GLOBAL MARKETS-Shares flat as investors look for earnings clarity
* China's second-quarter slowdown not as sharp as feared
* U.S. retail sales weak, but Citigroup rises on earnings
* European shares track Asian gains after Chinese data
* Oil firm at 3-1/2-month high, copper sheds gains
NEW YORK, July 15 (Reuters) - Stock markets around the world were little changed on Monday as investors awaited the onslaught of corporate earnings to be released this week, which could help offset signs of weakness in the economy.
Markets were held back by a weak read on U.S. retail sales, though a milder-than-expected slowdown in China's economic growth lifted shares in Asia and Europe.
The U.S. dollar edged slightly higher while the euro fell on continued expectations that the U.S. Federal Reserve will be first among the major central banks to scroll back on ultra-loose monetary policy. Yields on the 10-year U.S. Treasury rose and Bunds rebounded.
U.S. retail sales rose 0.4 percent in June, only half the 0.8 percent economists polled by Reuters had expected. The disappointment was tempered by accelerating growth in New York State's manufacturing sector in July, according to a report from the New York Fed that provides one of the earliest monthly guideposts to U.S. factory conditions.
The mixed picture added to the debate over when and how quickly the Fed would start to slow its stimulus program, which has been widely credited with driving major stock indexes to all-time highs.
European stocks rose 0.3 percent, as the Chinese data eased fears over a slowdown in China, the world's second largest economy. U.S. shares were flat, supported by strong earnings at Citigroup Inc. Shares of the bank rose 2.1 percent to $51.87, and the S&P 500 financial industry sector index gained 0.3 percent.
"There aren't many sellers in the market, but there's a sense that with earnings coming up, everyone is lined up waiting for the gun to go off," said Wayne Kaufman, chief market analyst at Rockwell Securities in New York. "Retail sales were disappointing, but Citigroup had good news. But that news was largely expected."
While earnings for the second quarter have largely come in stronger than expected so far, only a small percentage of S&P 500 components have reported to date. This week will see results from dozens of components, including numerous Dow components.

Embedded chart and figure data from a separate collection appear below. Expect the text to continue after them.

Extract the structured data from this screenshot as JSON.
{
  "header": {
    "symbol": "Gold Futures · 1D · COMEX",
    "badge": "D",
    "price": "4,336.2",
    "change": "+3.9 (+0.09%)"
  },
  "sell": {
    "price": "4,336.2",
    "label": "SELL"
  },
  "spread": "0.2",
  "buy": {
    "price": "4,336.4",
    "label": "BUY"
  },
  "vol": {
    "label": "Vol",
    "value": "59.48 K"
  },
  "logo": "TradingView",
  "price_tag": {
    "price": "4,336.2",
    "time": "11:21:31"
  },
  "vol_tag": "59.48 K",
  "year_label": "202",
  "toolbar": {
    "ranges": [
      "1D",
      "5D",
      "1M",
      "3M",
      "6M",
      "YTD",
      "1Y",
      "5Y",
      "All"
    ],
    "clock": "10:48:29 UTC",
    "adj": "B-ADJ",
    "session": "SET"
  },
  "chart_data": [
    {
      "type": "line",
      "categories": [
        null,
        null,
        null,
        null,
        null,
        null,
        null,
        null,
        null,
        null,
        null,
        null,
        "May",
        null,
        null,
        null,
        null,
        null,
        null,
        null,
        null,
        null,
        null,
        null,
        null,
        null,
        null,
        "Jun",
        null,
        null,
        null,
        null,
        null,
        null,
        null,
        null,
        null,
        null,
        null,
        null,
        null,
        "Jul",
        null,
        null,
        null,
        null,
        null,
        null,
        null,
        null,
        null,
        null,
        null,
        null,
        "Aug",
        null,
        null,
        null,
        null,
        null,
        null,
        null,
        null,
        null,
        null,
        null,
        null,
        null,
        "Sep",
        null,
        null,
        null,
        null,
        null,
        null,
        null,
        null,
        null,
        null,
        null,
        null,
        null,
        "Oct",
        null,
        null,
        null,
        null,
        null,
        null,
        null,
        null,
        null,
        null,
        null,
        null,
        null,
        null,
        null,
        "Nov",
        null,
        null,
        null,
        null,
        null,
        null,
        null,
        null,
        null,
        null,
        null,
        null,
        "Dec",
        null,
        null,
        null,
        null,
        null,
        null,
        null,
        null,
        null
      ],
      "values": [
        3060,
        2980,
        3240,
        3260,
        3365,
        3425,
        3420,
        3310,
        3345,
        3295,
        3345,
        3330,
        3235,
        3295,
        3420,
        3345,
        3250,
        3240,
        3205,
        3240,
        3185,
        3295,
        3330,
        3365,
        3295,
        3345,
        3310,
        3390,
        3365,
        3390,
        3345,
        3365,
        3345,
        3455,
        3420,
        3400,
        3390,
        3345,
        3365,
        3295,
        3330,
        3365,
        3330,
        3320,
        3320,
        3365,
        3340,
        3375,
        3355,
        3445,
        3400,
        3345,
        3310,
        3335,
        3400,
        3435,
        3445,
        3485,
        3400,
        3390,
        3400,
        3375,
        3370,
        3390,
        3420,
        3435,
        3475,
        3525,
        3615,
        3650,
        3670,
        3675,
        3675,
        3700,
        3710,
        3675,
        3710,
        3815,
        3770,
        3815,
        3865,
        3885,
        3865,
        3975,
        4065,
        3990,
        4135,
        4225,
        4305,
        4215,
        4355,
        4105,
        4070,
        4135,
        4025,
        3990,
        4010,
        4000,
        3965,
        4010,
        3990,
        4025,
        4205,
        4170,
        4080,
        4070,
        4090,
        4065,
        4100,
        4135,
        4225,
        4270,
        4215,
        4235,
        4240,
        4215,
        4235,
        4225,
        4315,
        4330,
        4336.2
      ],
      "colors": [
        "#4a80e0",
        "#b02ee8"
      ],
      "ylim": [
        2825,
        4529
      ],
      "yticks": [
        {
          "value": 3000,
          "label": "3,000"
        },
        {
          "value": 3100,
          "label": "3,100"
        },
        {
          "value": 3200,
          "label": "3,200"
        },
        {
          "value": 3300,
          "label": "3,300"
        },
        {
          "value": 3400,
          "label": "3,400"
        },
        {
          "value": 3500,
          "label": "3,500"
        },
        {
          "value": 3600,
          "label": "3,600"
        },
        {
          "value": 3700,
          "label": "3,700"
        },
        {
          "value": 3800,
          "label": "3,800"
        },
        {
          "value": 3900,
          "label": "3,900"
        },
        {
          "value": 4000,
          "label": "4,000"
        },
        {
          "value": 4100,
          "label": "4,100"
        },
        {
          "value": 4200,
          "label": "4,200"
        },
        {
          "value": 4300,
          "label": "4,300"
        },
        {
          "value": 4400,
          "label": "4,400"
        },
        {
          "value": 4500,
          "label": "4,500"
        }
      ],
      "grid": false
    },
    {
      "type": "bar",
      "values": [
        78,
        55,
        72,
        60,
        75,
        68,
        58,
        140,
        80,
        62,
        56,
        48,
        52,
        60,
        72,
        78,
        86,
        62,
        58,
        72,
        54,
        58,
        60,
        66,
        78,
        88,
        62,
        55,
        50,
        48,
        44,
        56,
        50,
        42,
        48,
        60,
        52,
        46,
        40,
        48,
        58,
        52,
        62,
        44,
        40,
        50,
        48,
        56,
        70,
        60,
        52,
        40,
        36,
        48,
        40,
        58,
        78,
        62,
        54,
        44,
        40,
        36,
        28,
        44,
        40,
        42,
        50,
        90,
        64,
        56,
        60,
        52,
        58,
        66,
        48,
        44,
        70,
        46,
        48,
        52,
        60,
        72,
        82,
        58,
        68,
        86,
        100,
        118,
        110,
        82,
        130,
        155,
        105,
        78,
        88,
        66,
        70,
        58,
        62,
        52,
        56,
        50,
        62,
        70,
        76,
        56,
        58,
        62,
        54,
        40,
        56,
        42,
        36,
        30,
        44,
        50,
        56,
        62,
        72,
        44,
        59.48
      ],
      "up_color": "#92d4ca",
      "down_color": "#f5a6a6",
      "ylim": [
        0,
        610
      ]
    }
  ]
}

U.S. shares were also boosted by Boeing Co, which jumped 3 percent to $104.91 as an investigation into a fire that broke out on one of the company's 787 Dreamliners did not blame the plane's batteries.
China's economic growth cooled to 7.5 percent in the second quarter from a year ago, while other figures showed a healthy rise in retail sales and a minor undershoot of forecasts in industrial output. Shares in Shanghai rose 1 percent.
Comments by Beijing last week had led markets to think the numbers might have been weaker, so the outcome brought relief. Commodities initially drove higher, but like stocks faced some profit-taking following a strong week last week.
The Dow Jones industrial average was up 7.79 points, or 0.05 percent, at 15,472.09. The Standard & Poor's 500 Index was up 1.16 points, or 0.07 percent, at 1,681.35. The Nasdaq Composite Index was up 4.02 points, or 0.11 percent, at 3,604.10.
The MSCI world index rose 0.2 percent.
Oil slipped from a 3-1/2-month high as it hovered just under $109 a barrel, while copper, gold and silver all nursed minor losses.
The Australian dollar, closely attuned to China's fortunes due to the country's appetite for Aussie raw materials, lost some of its post-data ground to stand 0.2 percent higher at $0.9095. The U.S. dollar was up 0.1 percent against a basket of currencies . The euro fell 0.1 percent to $1.3053, rebounding from a session low of $1.2993.
In the bond market, trading was largely subdued. The benchmark 10-year U.S. Treasury note was up 12/32, with the yield at 2.5465 percent.
Benchmark German Bund futures were 0.15 percent lower at 143.42, having gained almost two points last week, while a sell-off in Portuguese bonds steadied as traders awaited developments after the country's political troubles.
French bonds gave a Gallic shoulder shrug to a downgrade by Fitch, which on Friday became the last of the big three ratings firms to strip Paris of its AAA status.
"Conservative bond investors, such as reserve managers, used to have triple-A only mandates, but they have adapted to the reality that there aren't many triple-As anymore," said Nikolaos Panigirtzoglou, head of global asset allocation at JPMorgan.